Unfortunately the Beanstalk servers got to their memory limit, so that no monitoring, profilng and exception tracking data could be stored from 17:30 to 18:12 and monitoring data collected during that time frame on your applications could not be stored in Tideways. You will see gaps in the graphs of these time frames. We are terribly sorry for this outage, its impact and duration on your ability to investigate performance problems during in this almost 60 minute period.
Over the next days and weeks we will analyse and learn from this outage and work on a solution that avoids these problems with our queuing and data ingestion servers in the future.
17:30 alerting went off
Edit 17:52: We found the problem, our Beanstalk queue servers were under high load from a monitoring process that was clocking the CPUs. This happened two both queue servers at the same time and as such no one could act as a fallback. It looks like Tideways was not able to accept data reliably from 17:17 until around 17:50. We are investigating further.
Edit 18:05 After disabling the monitoring service our queue services are not coming back up and we are investigating why.
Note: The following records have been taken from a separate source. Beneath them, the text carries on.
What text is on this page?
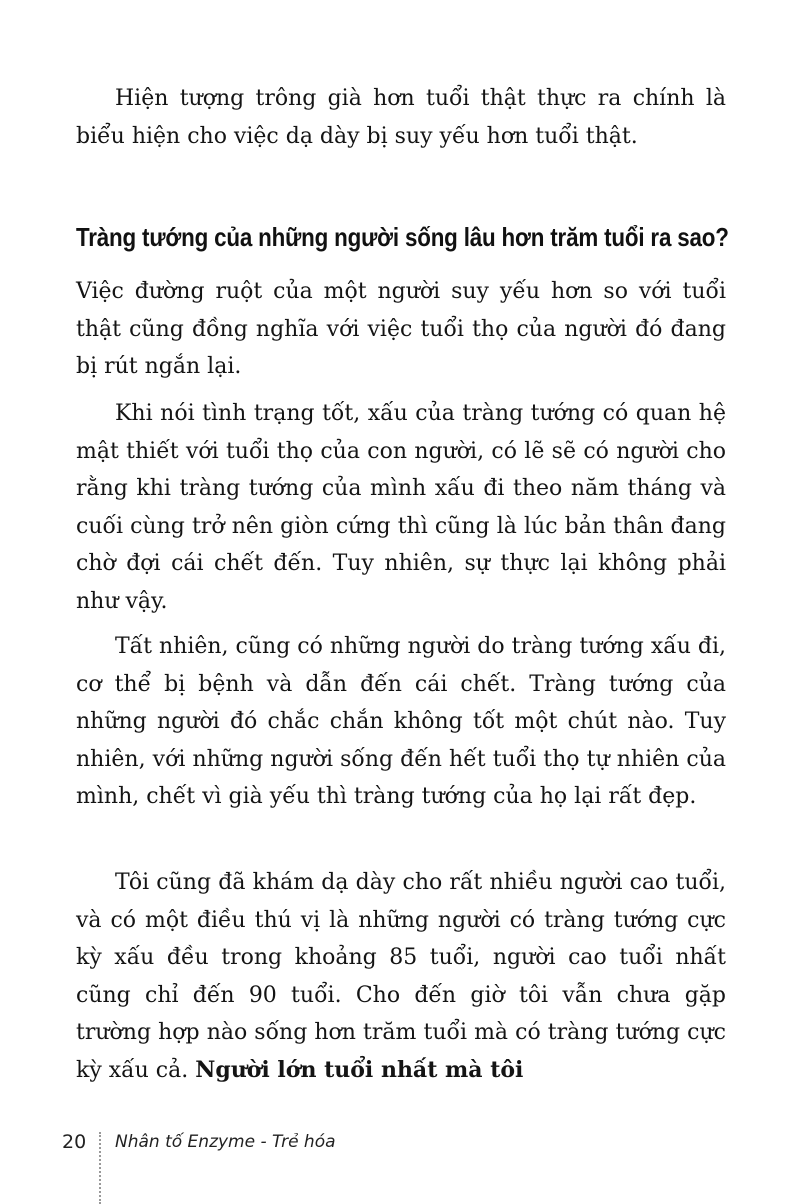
Hiện tượng trông già hơn tuổi thật thực ra chính là biểu hiện cho việc dạ dày bị suy yếu hơn tuổi thật.

Tràng tướng của những người sống lâu hơn trăm tuổi ra sao?

Việc đường ruột của một người suy yếu hơn so với tuổi thật cũng đồng nghĩa với việc tuổi thọ của người đó đang bị rút ngắn lại.

Khi nói tình trạng tốt, xấu của tràng tướng có quan hệ mật thiết với tuổi thọ của con người, có lẽ sẽ có người cho rằng khi tràng tướng của mình xấu đi theo năm tháng và cuối cùng trở nên giòn cứng thì cũng là lúc bản thân đang chờ đợi cái chết đến. Tuy nhiên, sự thực lại không phải như vậy.

Tất nhiên, cũng có những người do tràng tướng xấu đi, cơ thể bị bệnh và dẫn đến cái chết. Tràng tướng của những người đó chắc chắn không tốt một chút nào. Tuy nhiên, với những người sống đến hết tuổi thọ tự nhiên của mình, chết vì già yếu thì tràng tướng của họ lại rất đẹp.

Tôi cũng đã khám dạ dày cho rất nhiều người cao tuổi, và có một điều thú vị là những người có tràng tướng cực kỳ xấu đều trong khoảng 85 tuổi, người cao tuổi nhất cũng chỉ đến 90 tuổi. Cho đến giờ tôi vẫn chưa gặp trường hợp nào sống hơn trăm tuổi mà có tràng tướng cực kỳ xấu cả. Người lớn tuổi nhất mà tôi

20 Nhân tố Enzyme - Trẻ hóa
Edit 18:15 Under load due to the monitoring plugin running rampage our queue servers ingested jobs until they reached the machines memory limit. We are using Beanstalk, which is an in memory database, backed by a log file. Restarting the service immediately lead to the out of memory killer to stop the process again. We have temporarily increased the RAM of both queues massively now to process the pending data and seeing a quick recovery.
Edit 18:26 Everything is processing again. We have a large backlog so expect some time until the current data is being displayed. We will make a more thorough analysis now and update this page when we know more information.
Edit 18:36 We estimate everything will be up to date again in 15-25 minutes.